Stockholm - Jean-Marie Gustave Le Clezio, 58, of France was awarded this year's Nobel prize for literature, the Swedish Academy announced in Stockholm on Thursday.
The academy cited him as an "author of new departures, poetic adventure and sensual ecstasy, an explorer of a humanity beyond and below the reigning civilization."
He was born April 13, 1940, in Nice. Roughly a dozen of his works have been translated into English. The most recent translation was The Wandering Star: A novel.
Le Clezio grew up with two languages, French and English, the academy said, noting that as a child he moved with his family to Nigeria where his father worked as a doctor.
He made his literary debut in 1963 with The Interrogation, the "first in a series of descriptions of crisis," the academy said.
Other themes in his writing touch on ecology - for instance in Terra Amata, The Book of Flights, and War.
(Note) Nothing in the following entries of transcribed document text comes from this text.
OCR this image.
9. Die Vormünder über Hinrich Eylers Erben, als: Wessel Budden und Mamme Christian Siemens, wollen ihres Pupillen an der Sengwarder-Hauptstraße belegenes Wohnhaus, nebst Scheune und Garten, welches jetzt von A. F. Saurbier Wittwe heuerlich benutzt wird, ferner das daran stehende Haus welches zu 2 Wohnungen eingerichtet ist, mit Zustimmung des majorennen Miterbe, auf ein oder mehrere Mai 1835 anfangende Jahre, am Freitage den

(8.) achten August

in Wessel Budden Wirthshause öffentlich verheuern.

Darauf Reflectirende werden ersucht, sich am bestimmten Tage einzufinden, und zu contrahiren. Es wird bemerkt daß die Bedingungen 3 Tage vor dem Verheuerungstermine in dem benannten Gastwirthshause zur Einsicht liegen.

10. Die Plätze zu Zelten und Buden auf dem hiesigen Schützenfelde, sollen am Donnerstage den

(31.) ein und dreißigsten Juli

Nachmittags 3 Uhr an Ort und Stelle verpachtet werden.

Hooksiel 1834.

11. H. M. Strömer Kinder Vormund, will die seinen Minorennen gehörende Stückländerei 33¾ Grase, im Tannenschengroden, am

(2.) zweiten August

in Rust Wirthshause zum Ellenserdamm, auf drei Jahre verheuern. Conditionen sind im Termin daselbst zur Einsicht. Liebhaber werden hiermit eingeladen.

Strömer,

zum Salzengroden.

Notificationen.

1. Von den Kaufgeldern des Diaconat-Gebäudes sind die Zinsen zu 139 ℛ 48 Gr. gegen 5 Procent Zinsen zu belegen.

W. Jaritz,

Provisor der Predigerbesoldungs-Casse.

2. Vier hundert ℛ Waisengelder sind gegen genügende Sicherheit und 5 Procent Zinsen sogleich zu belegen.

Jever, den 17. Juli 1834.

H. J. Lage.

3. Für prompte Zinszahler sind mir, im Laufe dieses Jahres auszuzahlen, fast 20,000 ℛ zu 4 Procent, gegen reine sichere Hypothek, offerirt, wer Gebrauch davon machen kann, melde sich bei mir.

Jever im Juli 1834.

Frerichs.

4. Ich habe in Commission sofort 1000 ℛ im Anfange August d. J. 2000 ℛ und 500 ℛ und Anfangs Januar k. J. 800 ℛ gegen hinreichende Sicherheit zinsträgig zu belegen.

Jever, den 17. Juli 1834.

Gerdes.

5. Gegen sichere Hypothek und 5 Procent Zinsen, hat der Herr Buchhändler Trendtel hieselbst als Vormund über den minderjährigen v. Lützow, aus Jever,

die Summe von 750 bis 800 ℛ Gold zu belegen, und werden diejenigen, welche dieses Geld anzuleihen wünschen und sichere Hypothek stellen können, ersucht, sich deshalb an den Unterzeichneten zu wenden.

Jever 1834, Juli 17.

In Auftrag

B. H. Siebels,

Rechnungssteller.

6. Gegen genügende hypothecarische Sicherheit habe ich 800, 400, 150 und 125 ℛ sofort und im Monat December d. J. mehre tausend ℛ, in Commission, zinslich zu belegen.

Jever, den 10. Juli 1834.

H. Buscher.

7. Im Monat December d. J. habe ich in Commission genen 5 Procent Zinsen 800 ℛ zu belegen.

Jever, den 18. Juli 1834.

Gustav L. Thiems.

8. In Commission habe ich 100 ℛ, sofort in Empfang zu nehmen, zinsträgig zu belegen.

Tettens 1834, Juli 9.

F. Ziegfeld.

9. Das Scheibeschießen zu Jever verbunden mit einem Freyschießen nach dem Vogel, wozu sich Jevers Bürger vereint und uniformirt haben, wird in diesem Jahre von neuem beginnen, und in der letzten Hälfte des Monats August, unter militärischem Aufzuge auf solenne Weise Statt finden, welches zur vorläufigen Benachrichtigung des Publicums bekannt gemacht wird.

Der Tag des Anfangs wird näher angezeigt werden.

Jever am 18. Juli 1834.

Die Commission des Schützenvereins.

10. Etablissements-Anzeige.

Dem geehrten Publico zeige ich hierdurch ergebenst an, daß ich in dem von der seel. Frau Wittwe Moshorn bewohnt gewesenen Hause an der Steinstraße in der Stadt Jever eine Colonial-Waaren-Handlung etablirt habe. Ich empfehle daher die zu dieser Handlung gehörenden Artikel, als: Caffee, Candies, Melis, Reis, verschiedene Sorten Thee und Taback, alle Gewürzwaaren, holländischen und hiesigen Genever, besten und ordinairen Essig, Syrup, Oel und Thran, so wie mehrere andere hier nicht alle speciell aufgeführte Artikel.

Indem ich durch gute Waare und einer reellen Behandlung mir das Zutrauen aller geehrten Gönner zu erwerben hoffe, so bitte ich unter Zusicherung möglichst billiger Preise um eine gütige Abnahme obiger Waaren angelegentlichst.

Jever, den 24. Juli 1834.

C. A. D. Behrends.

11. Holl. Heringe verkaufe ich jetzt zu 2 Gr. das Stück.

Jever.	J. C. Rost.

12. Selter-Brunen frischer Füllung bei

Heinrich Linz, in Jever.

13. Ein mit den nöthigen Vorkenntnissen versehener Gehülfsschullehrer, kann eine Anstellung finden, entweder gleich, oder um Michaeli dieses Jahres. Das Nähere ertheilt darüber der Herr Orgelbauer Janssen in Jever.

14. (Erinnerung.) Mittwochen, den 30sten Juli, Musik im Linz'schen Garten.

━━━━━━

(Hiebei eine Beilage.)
Extended visits to Mexico and Central America influenced essay collections like Mydriase and Hai, and also in the 1975 novel Voyage de l'Autre Cote.
In recent years he has explored his own family history and childhood.
The award worth 10 million kronor (1.5 million dollars).
The literature prize is one of the awards endowed by Swedish industrialist Alfred Nobel, the inventor of dynamite. Earlier this week awards for medicine, physics and chemistry were announced.
On Friday, the peace prize is to be announced in Oslo.
The economic sciences prize - a prize not endowed by Nobel and awarded since 1968 - is scheduled to be announced Monday.
The award ceremonies are held December 10, the anniversary of Nobel's 1896 death in San Remo, Italy.